Many people exercise their literary talent in toilets. Most of them write on the walls, and are thus only more widely read than most literary award winners, not a high bar. Most unfairly, despite their work being indistinguishable from the latter, they seldom get considered for awards. Still, although this young man did not write his fantasy on the walls, it is possible that his career did start where it should have stayed. There have been times, since, when he has wondered if it hasn’t – at least metaphorically.
Anyway, fast forward the clock a good few years. The slightly older and not much wiser bearded loon was still playing with fish. Slime, guts, blood, water, and now mud (as he was managing a fish-farm, and only ever learned to lead or manage by example, not by instruction) when – at a time of political upheaval (the end of Apartheid) there was a severe El Nino, and the price of fishmeal (about 60% of the feed) trebled…
The farm was just not going to survive this, and the Universities and research units were in massive (political) uncertainty, and not hiring. There were two children and no jobs… and the loon’s beloved wife found a job in her old field (a part of medical world, which we all need even when times are uncertain) and that slightly older fellow found himself job-hunting in a dry market-place, trying to be mister mum, and look after children, keep house and… well, keep his courage, his dreams and faith in himself alive. We had… almost nothing, barely the rent and making budget squeak and being a reasonable gardener and forager, eating.
At this point that rather naive young man remembered the book he’d written, and having been to the library and found very little new to his taste or interest, managed to delude himself very badly.

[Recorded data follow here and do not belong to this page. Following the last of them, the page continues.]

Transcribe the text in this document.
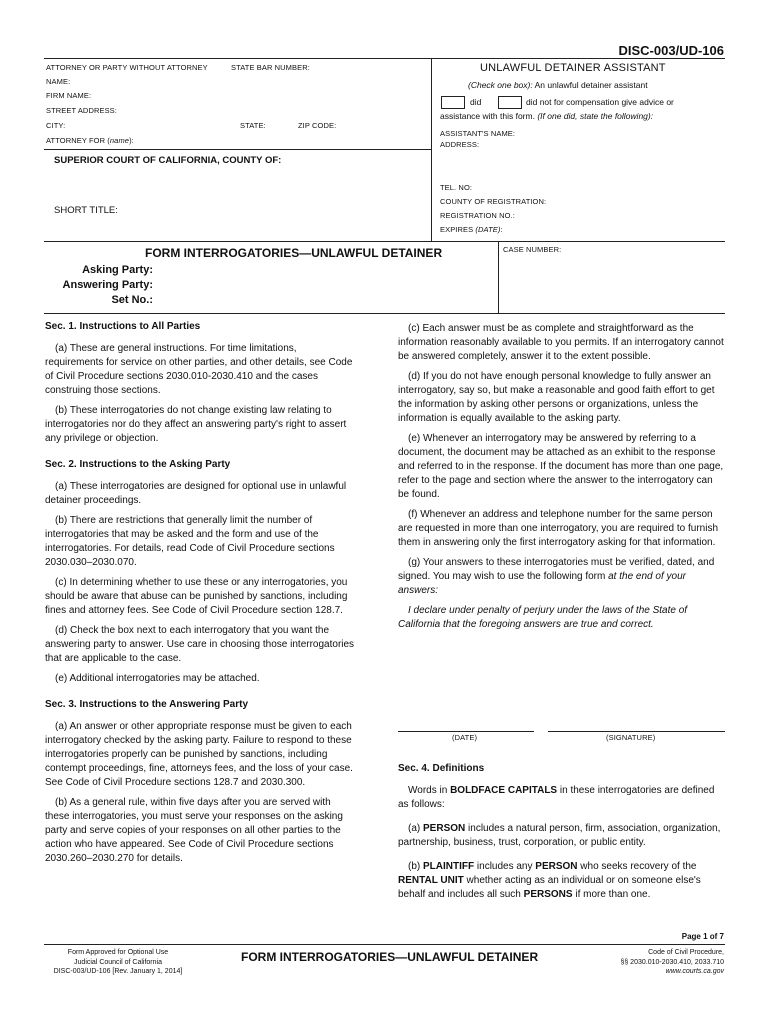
DISC-003/UD-106
ATTORNEY OR PARTY WITHOUT ATTORNEY	STATE BAR NUMBER:
NAME:
FIRM NAME:
STREET ADDRESS:
CITY:	STATE:	ZIP CODE:
ATTORNEY FOR (name):
SUPERIOR COURT OF CALIFORNIA, COUNTY OF:
SHORT TITLE:
UNLAWFUL DETAINER ASSISTANT
(Check one box): An unlawful detainer assistant
did	did not for compensation give advice or
assistance with this form. (If one did, state the following):
ASSISTANT'S NAME:
ADDRESS:
TEL. NO:
COUNTY OF REGISTRATION:
REGISTRATION NO.:
EXPIRES (DATE):
FORM INTERROGATORIES—UNLAWFUL DETAINER	CASE NUMBER:
Asking Party:
Answering Party:
Set No.:
Sec. 1. Instructions to All Parties

(a) These are general instructions. For time limitations, requirements for service on other parties, and other details, see Code of Civil Procedure sections 2030.010-2030.410 and the cases construing those sections.

(b) These interrogatories do not change existing law relating to interrogatories nor do they affect an answering party's right to assert any privilege or objection.

Sec. 2. Instructions to the Asking Party

(a) These interrogatories are designed for optional use in unlawful detainer proceedings.

(b) There are restrictions that generally limit the number of interrogatories that may be asked and the form and use of the interrogatories. For details, read Code of Civil Procedure sections 2030.030–2030.070.

(c) In determining whether to use these or any interrogatories, you should be aware that abuse can be punished by sanctions, including fines and attorney fees. See Code of Civil Procedure section 128.7.

(d) Check the box next to each interrogatory that you want the answering party to answer. Use care in choosing those interrogatories that are applicable to the case.

(e) Additional interrogatories may be attached.

Sec. 3. Instructions to the Answering Party

(a) An answer or other appropriate response must be given to each interrogatory checked by the asking party. Failure to respond to these interrogatories properly can be punished by sanctions, including contempt proceedings, fine, attorneys fees, and the loss of your case. See Code of Civil Procedure sections 128.7 and 2030.300.

(b) As a general rule, within five days after you are served with these interrogatories, you must serve your responses on the asking party and serve copies of your responses on all other parties to the action who have appeared. See Code of Civil Procedure sections 2030.260–2030.270 for details.

(c) Each answer must be as complete and straightforward as the information reasonably available to you permits. If an interrogatory cannot be answered completely, answer it to the extent possible.

(d) If you do not have enough personal knowledge to fully answer an interrogatory, say so, but make a reasonable and good faith effort to get the information by asking other persons or organizations, unless the information is equally available to the asking party.

(e) Whenever an interrogatory may be answered by referring to a document, the document may be attached as an exhibit to the response and referred to in the response. If the document has more than one page, refer to the page and section where the answer to the interrogatory can be found.

(f) Whenever an address and telephone number for the same person are requested in more than one interrogatory, you are required to furnish them in answering only the first interrogatory asking for that information.

(g) Your answers to these interrogatories must be verified, dated, and signed. You may wish to use the following form at the end of your answers:

I declare under penalty of perjury under the laws of the State of California that the foregoing answers are true and correct.

(DATE)	(SIGNATURE)
Sec. 4. Definitions

Words in BOLDFACE CAPITALS in these interrogatories are defined as follows:

(a) PERSON includes a natural person, firm, association, organization, partnership, business, trust, corporation, or public entity.

(b) PLAINTIFF includes any PERSON who seeks recovery of the RENTAL UNIT whether acting as an individual or on someone else's behalf and includes all such PERSONS if more than one.

Page 1 of 7
Form Approved for Optional Use
Judicial Council of California
DISC-003/UD-106 [Rev. January 1, 2014]
FORM INTERROGATORIES—UNLAWFUL DETAINER	Code of Civil Procedure,
§§ 2030.010-2030.410, 2033.710
www.courts.ca.gov
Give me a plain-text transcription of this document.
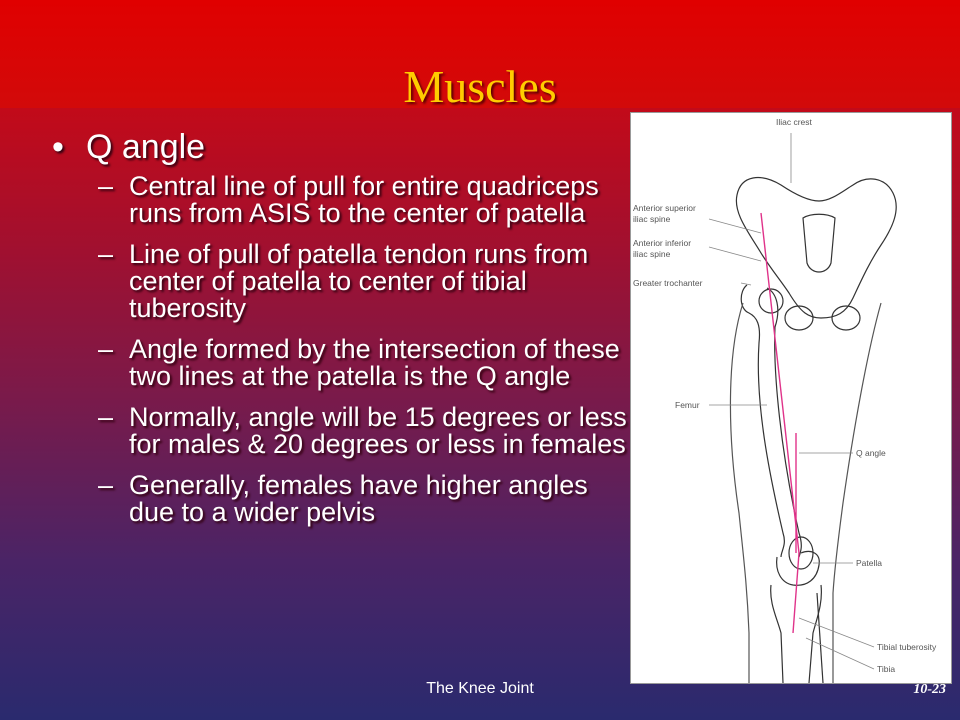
Muscles
• Q angle
– Central line of pull for entire quadriceps runs from ASIS to the center of patella
– Line of pull of patella tendon runs from center of patella to center of tibial tuberosity
– Angle formed by the intersection of these two lines at the patella is the Q angle
– Normally, angle will be 15 degrees or less for males & 20 degrees or less in females
– Generally, females have higher angles due to a wider pelvis
Iliac crest
Anterior superior
iliac spine
Anterior inferior
iliac spine
Greater trochanter
Femur
Q angle
Patella
Tibial tuberosity
Tibia
The Knee Joint	10-23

His delusions (and most of them, as an older, slightly wiser and much more experienced fellow now lost… he remains a hopeless idealist and an air-dreamer all the same) were manifold and almost entirely wrong. This was principally due to ignorance and, well, assumptions of integrity and common sense which seemed logical – on the basis of that ignorance. He thought that what was on the book shelf at the book-store was representative of the best that publishers could buy. He thought publishers, logically wanted to supply what the audience out there wanted. He thought hard work and quality would be recognized and win through. After all, his favorite authors provided him with great reads and if possible he would buy their books. He thought it was a systematic winnowing process, that always brought the best reads (and the authors that produced them) to success. He thought it was a meritocracy where Ordinary Joe would succeed if his writing was good.
And man, he was that Joe, submitting into slush piles that mostly returned his manuscripts unread, and where submitting was something that would cost as much as half a month’s food budget (exchange rates being what they were), not knowing how or what to do… or what he was doing wrong.
Of course, pretty much all of those delusions are wrong – but if he’d known that he would never have persisted. He got through to final editorial board level three times… had 72 rejections, ranging from form letters, to three page apologies from frustrated editors.
And finally, after seven years, and a good million and some words… he sold a book.
Even that he nearly stuffed up… but that is another story.
I know him well, but I suspect if I could have told him what I know now, then, he would never have believed me, even if I could have saved him much heartache and despair.
Sometimes we need delusions.
The image, by the way, is of a cider gum growing in the breaking down dolerite (lava, you might say) on the top the mountains in North Eastern Tasmania. It’s old, it’s growing on barren ground on a mountain top, in the snow. It’s partially burned out, twisted and battered by the savage winds it has stood against, but it is still standing, still growing. I find it an appropriate symbolism.